With this in mind, I went back to the first episode, aired in 2009, to trace the
origins of the story. Set in Los Angeles, it is narrated by Michael (Jim Gleeson), an ex-army officer who has to cope with
the city being overrun by zombies. He and his two colleagues Angel (Shane Selk) and Saul (Nate Geez) have to learn to work
together as a team to try and save themselves, as well as look for other survivors. This is no easy task; while the three
men are not competitive per se, they have their own widely differing views as to the most prudent course of action.
However director KC Wayland does not judge any of them; he realizes that in extreme situations, conceptions of "reasonable"
and "unreasonably" behaviour fall by the wayside. We're Alive is thus a study in human relationship, as well as a
science fiction epic.
By the end of the first chapter, the three men have been joined by Pegs (Elisa Eliot)

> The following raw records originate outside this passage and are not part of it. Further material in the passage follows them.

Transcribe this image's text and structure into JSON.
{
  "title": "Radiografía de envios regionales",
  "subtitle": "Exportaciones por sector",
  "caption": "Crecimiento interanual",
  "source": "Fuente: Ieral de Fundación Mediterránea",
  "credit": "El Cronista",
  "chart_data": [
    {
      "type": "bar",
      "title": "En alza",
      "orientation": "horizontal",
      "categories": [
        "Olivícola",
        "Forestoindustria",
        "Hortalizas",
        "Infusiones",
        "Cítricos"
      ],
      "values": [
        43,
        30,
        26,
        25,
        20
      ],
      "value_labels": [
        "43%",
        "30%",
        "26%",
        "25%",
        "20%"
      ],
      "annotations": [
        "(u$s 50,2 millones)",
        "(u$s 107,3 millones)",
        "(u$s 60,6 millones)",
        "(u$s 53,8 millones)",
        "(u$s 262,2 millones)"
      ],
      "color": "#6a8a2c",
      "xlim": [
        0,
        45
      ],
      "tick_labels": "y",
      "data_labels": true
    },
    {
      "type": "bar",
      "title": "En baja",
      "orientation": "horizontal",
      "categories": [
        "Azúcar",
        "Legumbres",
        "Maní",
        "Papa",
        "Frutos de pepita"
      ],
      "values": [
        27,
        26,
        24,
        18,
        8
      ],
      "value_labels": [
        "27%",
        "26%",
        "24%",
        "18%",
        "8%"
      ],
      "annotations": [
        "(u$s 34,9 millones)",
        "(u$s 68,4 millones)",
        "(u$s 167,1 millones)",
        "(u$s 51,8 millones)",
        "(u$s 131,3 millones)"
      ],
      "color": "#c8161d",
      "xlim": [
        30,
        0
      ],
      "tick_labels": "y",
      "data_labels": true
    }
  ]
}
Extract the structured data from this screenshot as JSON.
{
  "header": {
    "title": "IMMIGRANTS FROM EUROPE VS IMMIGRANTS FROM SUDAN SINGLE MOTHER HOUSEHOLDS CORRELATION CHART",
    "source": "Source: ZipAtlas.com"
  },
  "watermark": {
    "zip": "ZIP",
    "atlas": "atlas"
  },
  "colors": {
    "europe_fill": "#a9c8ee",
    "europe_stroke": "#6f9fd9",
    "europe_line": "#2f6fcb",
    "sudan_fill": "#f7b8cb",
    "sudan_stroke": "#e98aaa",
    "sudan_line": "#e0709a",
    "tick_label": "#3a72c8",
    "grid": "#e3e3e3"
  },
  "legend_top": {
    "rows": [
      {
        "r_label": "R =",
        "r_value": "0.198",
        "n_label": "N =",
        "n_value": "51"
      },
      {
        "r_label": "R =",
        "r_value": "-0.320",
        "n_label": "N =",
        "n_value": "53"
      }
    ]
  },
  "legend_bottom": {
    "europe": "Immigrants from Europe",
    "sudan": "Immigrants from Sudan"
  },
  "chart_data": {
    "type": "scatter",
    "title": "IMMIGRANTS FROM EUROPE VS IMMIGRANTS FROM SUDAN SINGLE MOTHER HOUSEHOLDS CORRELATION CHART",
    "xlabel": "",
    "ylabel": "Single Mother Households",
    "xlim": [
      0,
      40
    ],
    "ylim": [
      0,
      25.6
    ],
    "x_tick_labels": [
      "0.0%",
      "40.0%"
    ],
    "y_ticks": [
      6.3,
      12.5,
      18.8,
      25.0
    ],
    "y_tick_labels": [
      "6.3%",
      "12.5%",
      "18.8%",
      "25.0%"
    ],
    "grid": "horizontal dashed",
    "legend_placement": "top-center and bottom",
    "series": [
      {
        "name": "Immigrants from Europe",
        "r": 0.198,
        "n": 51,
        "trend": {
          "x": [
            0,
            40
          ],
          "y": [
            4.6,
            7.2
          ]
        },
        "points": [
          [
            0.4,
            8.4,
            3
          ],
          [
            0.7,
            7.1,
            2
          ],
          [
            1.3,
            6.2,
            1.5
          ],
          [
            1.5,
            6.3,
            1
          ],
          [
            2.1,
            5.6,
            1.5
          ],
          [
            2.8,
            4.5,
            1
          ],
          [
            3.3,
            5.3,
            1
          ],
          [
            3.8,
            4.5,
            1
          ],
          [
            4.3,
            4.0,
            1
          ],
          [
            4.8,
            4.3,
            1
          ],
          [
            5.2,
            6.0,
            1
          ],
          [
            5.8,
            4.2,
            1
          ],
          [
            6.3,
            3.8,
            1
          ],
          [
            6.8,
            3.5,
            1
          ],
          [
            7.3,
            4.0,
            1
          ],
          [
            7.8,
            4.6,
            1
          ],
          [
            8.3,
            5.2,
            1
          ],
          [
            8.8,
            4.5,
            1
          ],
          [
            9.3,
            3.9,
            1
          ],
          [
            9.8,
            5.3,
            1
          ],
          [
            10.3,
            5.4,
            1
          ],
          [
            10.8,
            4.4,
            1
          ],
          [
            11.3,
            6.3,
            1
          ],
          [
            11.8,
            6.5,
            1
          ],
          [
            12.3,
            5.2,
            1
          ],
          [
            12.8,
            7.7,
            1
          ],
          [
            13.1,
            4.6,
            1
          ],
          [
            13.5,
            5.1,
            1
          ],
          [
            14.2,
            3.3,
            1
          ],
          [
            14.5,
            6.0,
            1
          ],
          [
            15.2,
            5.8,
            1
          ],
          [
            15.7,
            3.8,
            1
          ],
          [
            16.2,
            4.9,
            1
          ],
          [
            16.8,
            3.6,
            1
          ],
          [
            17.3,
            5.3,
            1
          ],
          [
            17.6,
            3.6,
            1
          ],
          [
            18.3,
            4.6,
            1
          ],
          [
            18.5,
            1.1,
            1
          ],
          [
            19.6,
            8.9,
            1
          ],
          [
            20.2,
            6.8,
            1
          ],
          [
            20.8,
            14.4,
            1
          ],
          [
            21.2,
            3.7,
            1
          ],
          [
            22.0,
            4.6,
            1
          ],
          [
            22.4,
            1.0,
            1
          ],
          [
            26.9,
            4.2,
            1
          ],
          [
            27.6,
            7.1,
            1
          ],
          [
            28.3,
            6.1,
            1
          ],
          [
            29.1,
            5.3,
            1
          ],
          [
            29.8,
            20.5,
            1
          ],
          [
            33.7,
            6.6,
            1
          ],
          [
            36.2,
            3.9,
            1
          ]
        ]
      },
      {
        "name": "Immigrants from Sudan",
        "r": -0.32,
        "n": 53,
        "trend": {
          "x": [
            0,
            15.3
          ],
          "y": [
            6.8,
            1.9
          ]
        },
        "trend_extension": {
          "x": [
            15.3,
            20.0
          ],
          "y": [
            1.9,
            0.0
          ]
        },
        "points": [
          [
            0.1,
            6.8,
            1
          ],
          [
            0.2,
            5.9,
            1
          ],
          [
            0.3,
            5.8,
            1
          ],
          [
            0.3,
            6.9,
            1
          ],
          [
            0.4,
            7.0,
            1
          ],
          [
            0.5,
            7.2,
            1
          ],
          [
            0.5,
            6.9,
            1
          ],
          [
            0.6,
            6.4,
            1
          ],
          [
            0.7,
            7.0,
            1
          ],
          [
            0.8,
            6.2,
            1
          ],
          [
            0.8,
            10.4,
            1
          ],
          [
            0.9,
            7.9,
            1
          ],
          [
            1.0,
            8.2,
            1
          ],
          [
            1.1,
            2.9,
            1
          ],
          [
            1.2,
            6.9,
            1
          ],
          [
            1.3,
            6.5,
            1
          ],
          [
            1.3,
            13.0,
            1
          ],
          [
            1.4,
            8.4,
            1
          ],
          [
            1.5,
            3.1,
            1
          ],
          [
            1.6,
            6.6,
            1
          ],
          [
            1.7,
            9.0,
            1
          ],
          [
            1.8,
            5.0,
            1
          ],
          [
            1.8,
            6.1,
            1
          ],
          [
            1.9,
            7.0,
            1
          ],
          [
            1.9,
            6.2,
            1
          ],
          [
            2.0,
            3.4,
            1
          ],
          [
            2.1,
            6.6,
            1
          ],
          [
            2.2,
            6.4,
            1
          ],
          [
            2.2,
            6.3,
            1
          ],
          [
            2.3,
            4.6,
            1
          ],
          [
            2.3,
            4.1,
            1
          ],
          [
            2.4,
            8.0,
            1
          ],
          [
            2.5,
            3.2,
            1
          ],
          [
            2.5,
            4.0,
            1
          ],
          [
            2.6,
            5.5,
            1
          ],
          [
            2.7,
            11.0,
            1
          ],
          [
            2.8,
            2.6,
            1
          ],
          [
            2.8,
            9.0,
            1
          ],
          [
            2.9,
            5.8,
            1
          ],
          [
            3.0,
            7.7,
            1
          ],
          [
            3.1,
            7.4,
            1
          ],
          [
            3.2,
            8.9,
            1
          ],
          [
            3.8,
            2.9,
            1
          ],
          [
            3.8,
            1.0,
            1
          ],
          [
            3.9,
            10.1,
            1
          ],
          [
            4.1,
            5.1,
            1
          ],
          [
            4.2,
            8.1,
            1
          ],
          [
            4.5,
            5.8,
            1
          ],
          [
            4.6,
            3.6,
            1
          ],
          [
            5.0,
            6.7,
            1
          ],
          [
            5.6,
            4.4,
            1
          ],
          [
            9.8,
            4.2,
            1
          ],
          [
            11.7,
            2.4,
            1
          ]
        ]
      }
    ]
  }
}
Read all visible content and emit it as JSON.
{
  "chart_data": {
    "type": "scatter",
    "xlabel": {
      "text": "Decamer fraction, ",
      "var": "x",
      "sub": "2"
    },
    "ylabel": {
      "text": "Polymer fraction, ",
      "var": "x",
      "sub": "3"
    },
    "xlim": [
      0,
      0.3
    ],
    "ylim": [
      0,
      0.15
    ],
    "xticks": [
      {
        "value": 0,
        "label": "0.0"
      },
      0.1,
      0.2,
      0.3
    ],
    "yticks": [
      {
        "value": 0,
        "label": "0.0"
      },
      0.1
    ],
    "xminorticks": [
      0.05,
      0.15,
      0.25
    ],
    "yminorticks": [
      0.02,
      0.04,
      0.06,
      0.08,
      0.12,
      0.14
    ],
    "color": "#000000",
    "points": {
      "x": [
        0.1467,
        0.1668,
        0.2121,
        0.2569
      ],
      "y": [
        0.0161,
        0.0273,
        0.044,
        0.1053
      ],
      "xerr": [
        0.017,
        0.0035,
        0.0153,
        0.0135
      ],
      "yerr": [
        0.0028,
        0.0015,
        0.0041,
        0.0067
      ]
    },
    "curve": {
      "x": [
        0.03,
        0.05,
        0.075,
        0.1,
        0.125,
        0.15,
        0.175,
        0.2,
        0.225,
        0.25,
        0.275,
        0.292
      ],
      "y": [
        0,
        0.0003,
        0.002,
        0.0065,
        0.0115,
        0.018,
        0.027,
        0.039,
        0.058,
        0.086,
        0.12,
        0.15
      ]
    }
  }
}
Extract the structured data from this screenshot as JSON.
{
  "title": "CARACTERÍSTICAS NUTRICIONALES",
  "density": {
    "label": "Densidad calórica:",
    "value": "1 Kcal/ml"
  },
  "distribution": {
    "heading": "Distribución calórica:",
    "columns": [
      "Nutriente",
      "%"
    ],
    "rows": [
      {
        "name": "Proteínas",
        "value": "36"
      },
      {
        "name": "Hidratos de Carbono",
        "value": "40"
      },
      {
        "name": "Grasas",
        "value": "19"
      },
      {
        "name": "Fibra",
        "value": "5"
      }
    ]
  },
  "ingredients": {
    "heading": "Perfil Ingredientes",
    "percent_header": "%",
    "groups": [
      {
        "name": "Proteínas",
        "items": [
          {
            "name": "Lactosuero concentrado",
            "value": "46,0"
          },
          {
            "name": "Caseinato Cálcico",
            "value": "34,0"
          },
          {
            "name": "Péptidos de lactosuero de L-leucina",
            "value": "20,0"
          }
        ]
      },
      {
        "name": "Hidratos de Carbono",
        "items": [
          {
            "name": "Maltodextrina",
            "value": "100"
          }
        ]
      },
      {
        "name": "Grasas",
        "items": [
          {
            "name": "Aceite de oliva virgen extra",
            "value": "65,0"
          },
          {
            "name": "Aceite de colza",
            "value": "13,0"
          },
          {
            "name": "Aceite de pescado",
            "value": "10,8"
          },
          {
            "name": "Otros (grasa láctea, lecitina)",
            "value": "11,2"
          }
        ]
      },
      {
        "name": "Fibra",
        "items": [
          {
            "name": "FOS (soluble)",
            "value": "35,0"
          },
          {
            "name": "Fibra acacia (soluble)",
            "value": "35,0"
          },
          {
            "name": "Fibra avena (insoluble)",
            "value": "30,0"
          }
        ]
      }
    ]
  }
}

and Riley (Claire Dodin), two female survivors of the disaster. The relationship between them and the three men is often stormy:
while the men often regard them either as sex-objects or flirts (with only one thing in mind), the women themselves are amused
by what they perceive as the men's quaintly old-fashioned conceptions of gender. They believe that everyone should be equal.
Wayland's production offers another interesting side-effect on the disaster: when 'normal' conceptions of 'maleness' and 'femaleness'
are destroyed, the protagonists start to re-examine one another's reactions.
While We're Alive offers some interesting comments on human nature,
it is at heart an exciting science fiction epic. Michael narrates the drama with the kind of world-weary cynicism normally
associated with classic detective fiction (e.g. Raymond Chandler), but this does not mean that he is not involved in trying
to save his world. On the contrary, his detachment emphasizes how difficult the task actually is; no one really knows how
to get rid of the zombies, or whether they can be entirely eliminated. The episodes become a matter of trial and error, where
the human beings try their best to survive in a limited space (a fifteen-storey building), while looking out for further invaders.
Sonically speaking, the drama is brilliantly illustrated with the sound of banging
doors, the click of safety-catched being removed and shots firing, contrasted with the uneathly gurgling sound of the zombies,
perpetually threatening the human beings.
We're Alive provides an object lesson in how to construct a serial podcast
that not only builds a substantial listener base, but knows how to maintain their interest. I'll certainly do my best to catch
up with the story, even though I know it will take some time to do so.